Brian and his M.E. both wrote back to me in Internet Time to say "Thanks. Fixed.''

The BuzzFeed story was about Irish singer ENYA and was a long interview where the reporter flew to Ireland to get the get and wrote a lovely story, one of the best ever about Enya...but there was one small minor minute ''atomic'' typo... where the reporter TYPED IN: 

"But that that my mom could..."

Ben Smith at BuzzFeed took my call (that is to say, he read my emails and tweets, which I had cc'd to the reporter as well,) and he wrote back in "Internet Time" -- "Thanks. Fixed."

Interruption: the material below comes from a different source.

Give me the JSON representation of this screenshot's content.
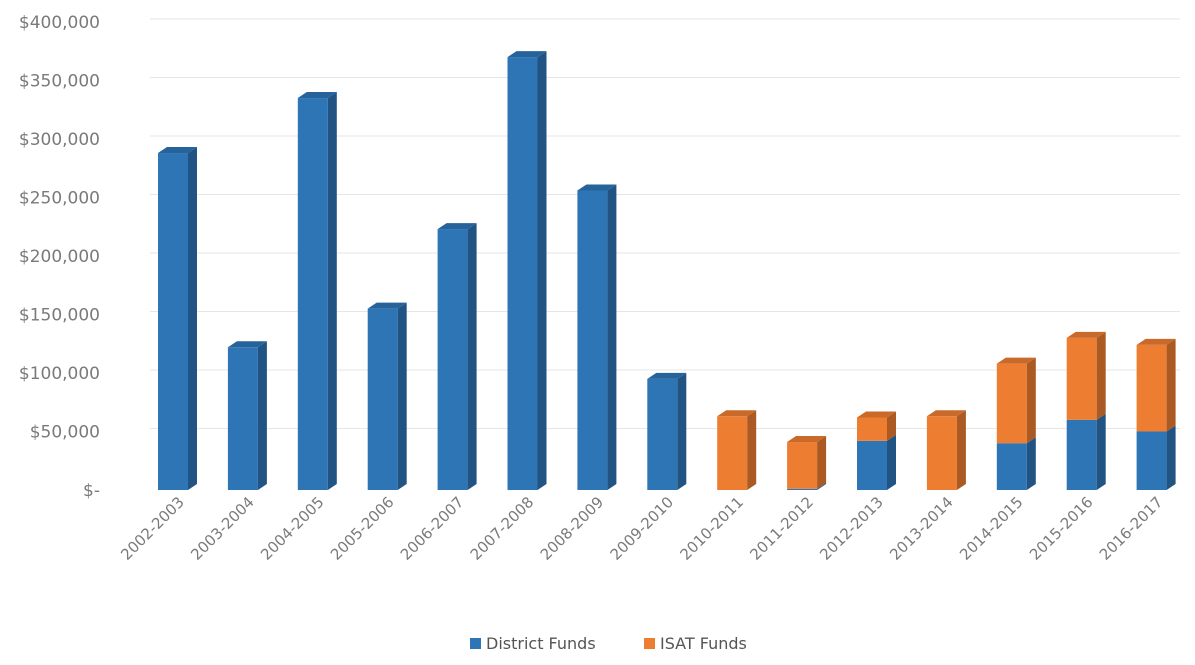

So newsrooms of the worse [world] and humid [human] editors ensconsed in staid [said] newsrooms, or at ham [home] on their sofas, in this Internet Age, where so many of the things we do reply [rely] on machines and computer programs, there is still a feed [need] for the human sigh [eye] to waterproof [proofread] things before they are lent [sent] out.

I call this "THE AGE OF THE ATOMIC TYPO"

A humorous yet serious news article or item about all this would make good copy, no?

Who will due [do] it frst? BuzzFeed? Motherboard?